Le Prince Merveille et Nerle se retrouvèrent dans un jardin magnifique, remplis de double massifs de fleurs jumelles, avec des paires d'arbres des essences les plus rares. Il y avait aussi plusieurs doubles statuettes sur des piédestaux, ainsi que des doubles fontaines projettant les mêmes jets d'eau à la même hauteur.

Des doubles chemins parcouraient le jardin dans toutes les directions, et en son centre, se trouvait un magnifique double palais, bâti de blocs de marbre blanc délicatement taillés.

Le Ki et le Ki-Ki y conduisirent les prisonniers, ils y pénétrèrent par une grande double porte où plusieurs paires de serviteurs vinrent à leur rencontre. Comme ils s'en aperçurent bien vite, ces serviteurs étaient muets, au cas où ils se fussent échappés du palais, ils n'eussent alors rien pu raconter sur le Grand Ki..

Les prisonniers empruntèrent plusieurs paires de couloirs, tournant à droite ou à gauche, jusqu'à arriver enfin à une double porte dorée, derrière laquelle se trouvait la salle du trône du puissant Grand Ki. Ils s'arrêtèrent tous un instant, puis les Ki-Ki se tournèrent vers le Prince et Nerle pour leur dire :

« Vous êtes les seules personnes, à l'exception de nous-mêmes et ses serviteurs, autorisées à voir le Grand Ki de Twi. Comme vous êtes sur le point de mourir, cela n'a pas d'importance, mais si par chance il vous était permis de vivre, vous ne devrez jamais dire un mot de ce que vous allez voir, sous peine d'une longue et horrible mort. »  

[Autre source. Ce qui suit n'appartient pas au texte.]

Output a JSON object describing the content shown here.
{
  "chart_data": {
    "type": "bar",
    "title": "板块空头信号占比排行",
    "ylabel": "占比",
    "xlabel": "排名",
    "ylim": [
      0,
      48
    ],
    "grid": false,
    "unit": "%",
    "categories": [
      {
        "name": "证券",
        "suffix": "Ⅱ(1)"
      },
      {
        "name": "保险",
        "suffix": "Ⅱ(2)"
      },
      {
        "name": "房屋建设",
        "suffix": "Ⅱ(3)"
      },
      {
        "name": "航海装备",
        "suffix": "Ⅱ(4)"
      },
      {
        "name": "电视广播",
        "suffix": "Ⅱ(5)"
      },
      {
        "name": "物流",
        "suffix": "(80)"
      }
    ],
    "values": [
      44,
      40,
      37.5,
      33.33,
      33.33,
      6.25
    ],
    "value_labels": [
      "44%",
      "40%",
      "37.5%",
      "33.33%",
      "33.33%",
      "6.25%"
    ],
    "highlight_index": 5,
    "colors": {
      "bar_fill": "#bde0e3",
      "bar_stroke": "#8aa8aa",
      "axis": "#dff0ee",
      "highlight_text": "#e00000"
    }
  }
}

Les prisonniers ne répondirent pas à ces paroles, alors les deux Ki-Ki leur lancèrent un regard plein de douceur de leurs grands yeux bleus, puis ils frappèrent de leurs deux paires de mains aux portes d'or qui s'ouvrirent aussitôt.

Il y eut un moment de silence, pendant lequel le double Ki et le double Ki-Ki s'inclinèrent très bas et pénétrèrent dans la salle du trône, suivis du Prince Merveille et de Nerle.

Au centre de la salle se trouvaient deux trônes en or délicatement ouvragé, des draperies de velours jaune à franges vertes étaient tendues au dessus. Sur les trônes étaient assises les plus charmantes et les plus délicieuses demoiselles qu'il eut été donné à un mortel de contempler. Leurs cheveux étaient aussi fins que des fils de la vierge, leurs yeux rieurs reflétaient la gentillesse, elles avaient des fossettes sur leurs joues lisses et leurs lèvres roses faisaient de petites moues mutines. Sur leurs têtes, elles portaient deux couronnes d'or finement ouvragé incrustées de joyaux étincelants, et leurs robes étaient de soie jaune striée de rangées d'émeraudes comme ornement.

Ni le Prince Merveille ni Nerle n'eussent pu rêver de deux telles beautés aussi semblables. Ils restèrent ainsi figés d'admiration, tandis que les deux paires de dirigeants s'inclinaient encore et encore devant les adorables personnes de leur Grand Ki.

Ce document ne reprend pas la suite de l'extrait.